Now another person creates videos instead of articles. They could try keeping
everything local, but after some time the storage usage fills the entire disk.
This person's local-first setup would be much more complex, and would cost much
more on maintenance, backup and storage.

Even though both have similar needs, a local-first video repository is much more
demanding. So the local-first thinking here isn't "just keep everything local",
but "how much time and money am I willing to spend to keep everything local".

The convenience of "cloud apps" becomes so attractive that many don't even have
a local copy of their videos, and rely exclusively on service providers to
maintain, backup and store their content.

The dial measuring "cloud apps" and "old-fashioned apps" needs to be specific to
use-cases.

### Real-time collaboration is optional

If I were the one making the list of ideals, I wouldn't focus so much on
real-time collaboration.

Even though seamless collaboration is desired, it being real-time depends on the
network being available for that. But ideal 3 states that
"The Network is Optional", so real-time collaboration is also optional.

The fundamentals of a local-first system should enable real-time collaboration
when network is available, but shouldn't focus on it.

On many places when discussing applications being offline, it is common for me
to find people saying that their application works
"even on a plane, subway or elevator". That is a reflection of when said
developers have to deal with networks being unavailable.

But this leaves out a big chunk of the world where internet connection is
intermittent, or only works every other day or only once a week, or stops
working when it rains, *etc*. For this audience, living without network
connectivity isn't such a discrete moment in time, but part of every day life. I
like the fact that the authors acknowledge that.

When discussing "working offline", I'd rather keep this type of person in mind,
then the subset of people who are offline when on the elevator will naturally be
included.

### On CRDTs and developer experience

When discussing developer experience, the authors bring up some questions to be
answered further, like:

> For an app developer, how does the use of a CRDT-based data layer compare to
> existing storage layers like a SQL database, a filesystem, or CoreData? Is a
> distributed system harder to write software for?

That is an easy one: yes.

A distributed system *is* harder to write software for, being a distributed
system.

Adding a large layer of data structures and algorithms will make it more complex
to write software for, naturally. And if trying to make this layer transparent
to the programmer, so they can pretend that layer doesn't exist is a bad idea,
as RPC frameworks have tried, and failed.

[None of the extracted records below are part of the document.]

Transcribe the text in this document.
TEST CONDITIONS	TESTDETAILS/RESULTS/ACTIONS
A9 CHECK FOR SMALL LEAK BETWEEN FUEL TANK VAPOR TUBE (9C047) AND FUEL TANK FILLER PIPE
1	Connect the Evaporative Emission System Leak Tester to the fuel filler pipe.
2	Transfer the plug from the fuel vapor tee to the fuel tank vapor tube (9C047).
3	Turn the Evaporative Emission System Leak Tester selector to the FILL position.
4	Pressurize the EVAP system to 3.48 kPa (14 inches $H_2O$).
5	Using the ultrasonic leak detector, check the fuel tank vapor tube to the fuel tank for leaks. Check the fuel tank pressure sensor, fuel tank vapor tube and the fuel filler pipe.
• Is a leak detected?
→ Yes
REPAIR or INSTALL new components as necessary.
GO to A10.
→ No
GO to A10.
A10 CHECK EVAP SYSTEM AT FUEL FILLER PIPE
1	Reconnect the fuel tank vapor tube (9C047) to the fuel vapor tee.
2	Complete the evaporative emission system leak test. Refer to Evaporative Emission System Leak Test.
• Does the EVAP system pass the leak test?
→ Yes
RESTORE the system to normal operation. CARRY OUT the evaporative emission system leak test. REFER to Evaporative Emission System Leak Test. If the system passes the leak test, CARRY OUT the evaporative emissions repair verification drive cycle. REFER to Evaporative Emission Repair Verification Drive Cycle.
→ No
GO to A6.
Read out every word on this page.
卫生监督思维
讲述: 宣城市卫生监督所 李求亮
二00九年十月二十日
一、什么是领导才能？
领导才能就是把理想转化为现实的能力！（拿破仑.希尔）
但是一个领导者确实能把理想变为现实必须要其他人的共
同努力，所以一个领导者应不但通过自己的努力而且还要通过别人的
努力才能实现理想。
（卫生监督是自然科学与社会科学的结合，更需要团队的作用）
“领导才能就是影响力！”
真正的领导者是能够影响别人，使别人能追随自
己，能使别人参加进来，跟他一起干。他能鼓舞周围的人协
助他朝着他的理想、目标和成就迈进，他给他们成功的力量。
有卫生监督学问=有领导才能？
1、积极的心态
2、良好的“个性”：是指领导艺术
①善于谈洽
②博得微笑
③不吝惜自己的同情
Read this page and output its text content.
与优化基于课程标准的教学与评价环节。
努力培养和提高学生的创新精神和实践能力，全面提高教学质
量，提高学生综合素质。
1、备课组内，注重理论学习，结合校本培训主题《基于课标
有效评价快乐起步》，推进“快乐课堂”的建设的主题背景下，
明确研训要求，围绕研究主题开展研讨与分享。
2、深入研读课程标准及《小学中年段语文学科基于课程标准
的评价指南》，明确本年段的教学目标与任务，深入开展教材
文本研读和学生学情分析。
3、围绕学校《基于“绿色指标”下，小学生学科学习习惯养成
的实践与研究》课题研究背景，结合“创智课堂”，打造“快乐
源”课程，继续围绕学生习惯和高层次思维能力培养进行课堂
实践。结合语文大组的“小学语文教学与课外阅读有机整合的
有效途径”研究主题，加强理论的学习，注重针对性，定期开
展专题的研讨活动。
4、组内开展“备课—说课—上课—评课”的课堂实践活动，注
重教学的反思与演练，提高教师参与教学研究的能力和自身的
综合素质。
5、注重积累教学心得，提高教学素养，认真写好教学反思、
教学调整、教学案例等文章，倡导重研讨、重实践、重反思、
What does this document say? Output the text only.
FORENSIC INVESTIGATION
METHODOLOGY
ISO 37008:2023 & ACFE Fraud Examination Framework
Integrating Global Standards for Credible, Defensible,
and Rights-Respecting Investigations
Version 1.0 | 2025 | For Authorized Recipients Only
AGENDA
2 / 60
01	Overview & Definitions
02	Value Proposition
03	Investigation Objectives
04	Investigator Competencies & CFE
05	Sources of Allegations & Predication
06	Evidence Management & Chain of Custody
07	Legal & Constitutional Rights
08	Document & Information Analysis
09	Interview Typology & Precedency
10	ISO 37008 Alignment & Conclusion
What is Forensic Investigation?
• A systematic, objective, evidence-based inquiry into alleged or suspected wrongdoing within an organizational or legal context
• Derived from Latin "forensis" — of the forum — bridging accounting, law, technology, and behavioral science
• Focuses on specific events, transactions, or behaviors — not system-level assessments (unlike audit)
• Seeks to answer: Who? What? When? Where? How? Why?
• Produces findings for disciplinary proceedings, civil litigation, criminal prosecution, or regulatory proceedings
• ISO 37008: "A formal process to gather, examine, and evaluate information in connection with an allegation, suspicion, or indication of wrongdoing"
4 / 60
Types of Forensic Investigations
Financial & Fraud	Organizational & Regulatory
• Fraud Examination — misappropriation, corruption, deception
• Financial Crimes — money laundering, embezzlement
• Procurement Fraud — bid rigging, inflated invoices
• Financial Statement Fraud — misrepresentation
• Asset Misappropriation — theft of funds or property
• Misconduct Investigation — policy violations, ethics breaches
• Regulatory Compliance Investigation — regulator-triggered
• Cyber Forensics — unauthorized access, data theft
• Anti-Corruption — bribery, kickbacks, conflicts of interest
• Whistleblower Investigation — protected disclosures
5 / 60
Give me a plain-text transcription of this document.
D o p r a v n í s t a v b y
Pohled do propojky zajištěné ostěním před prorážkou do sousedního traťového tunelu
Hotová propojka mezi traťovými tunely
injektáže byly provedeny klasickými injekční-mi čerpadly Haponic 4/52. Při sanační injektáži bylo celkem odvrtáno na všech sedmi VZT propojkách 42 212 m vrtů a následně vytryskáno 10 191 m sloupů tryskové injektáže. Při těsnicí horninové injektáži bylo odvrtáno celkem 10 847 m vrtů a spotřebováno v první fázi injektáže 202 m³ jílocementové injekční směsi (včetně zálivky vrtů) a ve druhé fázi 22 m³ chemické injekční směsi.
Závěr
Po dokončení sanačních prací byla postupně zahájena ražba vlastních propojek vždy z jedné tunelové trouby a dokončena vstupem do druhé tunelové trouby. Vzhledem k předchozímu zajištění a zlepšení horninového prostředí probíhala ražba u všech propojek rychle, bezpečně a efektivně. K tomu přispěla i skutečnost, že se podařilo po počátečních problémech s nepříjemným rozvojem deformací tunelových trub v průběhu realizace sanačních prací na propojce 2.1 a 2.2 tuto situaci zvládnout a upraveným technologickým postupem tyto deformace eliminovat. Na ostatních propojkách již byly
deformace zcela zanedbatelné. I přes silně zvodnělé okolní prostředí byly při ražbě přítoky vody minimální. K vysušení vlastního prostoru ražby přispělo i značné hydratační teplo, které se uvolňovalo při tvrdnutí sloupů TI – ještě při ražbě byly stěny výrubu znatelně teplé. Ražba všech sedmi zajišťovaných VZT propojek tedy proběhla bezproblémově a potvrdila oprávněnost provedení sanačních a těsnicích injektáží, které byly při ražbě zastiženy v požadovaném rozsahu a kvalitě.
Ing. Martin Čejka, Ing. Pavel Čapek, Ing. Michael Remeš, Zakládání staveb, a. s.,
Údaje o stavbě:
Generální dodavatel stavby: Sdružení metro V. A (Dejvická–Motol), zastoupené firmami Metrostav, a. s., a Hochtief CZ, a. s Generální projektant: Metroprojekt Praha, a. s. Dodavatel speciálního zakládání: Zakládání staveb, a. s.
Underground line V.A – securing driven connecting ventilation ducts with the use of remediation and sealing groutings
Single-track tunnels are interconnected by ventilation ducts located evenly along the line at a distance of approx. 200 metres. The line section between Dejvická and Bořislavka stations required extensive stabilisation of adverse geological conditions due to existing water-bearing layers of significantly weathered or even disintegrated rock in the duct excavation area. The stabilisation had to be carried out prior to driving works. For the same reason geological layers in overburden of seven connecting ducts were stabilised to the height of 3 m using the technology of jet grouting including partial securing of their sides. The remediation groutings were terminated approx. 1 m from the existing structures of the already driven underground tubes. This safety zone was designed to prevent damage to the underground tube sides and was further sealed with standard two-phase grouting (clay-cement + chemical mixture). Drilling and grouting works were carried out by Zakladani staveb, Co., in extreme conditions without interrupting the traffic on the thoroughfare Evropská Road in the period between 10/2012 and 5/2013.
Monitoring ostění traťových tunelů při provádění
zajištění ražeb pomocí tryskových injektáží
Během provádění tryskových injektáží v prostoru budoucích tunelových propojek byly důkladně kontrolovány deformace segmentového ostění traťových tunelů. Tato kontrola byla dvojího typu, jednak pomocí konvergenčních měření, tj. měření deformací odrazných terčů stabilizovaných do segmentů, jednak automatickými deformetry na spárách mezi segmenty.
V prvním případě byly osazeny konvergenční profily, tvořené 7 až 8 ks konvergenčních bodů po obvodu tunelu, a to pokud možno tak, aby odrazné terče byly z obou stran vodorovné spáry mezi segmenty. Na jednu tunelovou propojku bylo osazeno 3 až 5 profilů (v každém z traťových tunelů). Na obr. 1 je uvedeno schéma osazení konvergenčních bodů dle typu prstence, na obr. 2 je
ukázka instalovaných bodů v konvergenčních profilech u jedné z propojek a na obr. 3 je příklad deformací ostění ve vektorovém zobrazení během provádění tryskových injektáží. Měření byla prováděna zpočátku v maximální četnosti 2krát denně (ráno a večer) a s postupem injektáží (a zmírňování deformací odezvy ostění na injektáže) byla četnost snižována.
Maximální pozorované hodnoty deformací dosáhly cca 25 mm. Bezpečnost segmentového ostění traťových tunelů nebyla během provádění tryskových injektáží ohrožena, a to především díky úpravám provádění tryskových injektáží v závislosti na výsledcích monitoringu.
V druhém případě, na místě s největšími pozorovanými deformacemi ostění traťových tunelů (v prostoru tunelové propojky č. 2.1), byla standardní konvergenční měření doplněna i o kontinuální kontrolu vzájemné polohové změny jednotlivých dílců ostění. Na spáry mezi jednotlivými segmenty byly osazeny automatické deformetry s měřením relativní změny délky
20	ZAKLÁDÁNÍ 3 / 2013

See "[A Note on Distributed Computing][note-dist-comp]" for a critique on RPC
frameworks trying to make the network invisible, which I think also applies in
equivalence for making the CRDTs layer invisible.

[rmi-wiki]: https://en.wikipedia.org/wiki/Java_remote_method_invocation
[note-dist-comp]: https://web.archive.org/web/20130116163535/http://labs.oracle.com/techrep/1994/smli_tr-94-29.pdf

## Conclusion

I liked a lot the article, as it took the "offline-first" philosophy and ran
with it.

But I think the authors' view of adding CRDTs and things becoming local-first is
a bit too magical.

This particular area is one that I have large interest on, and I wish to see
more being done on the "local-first" space.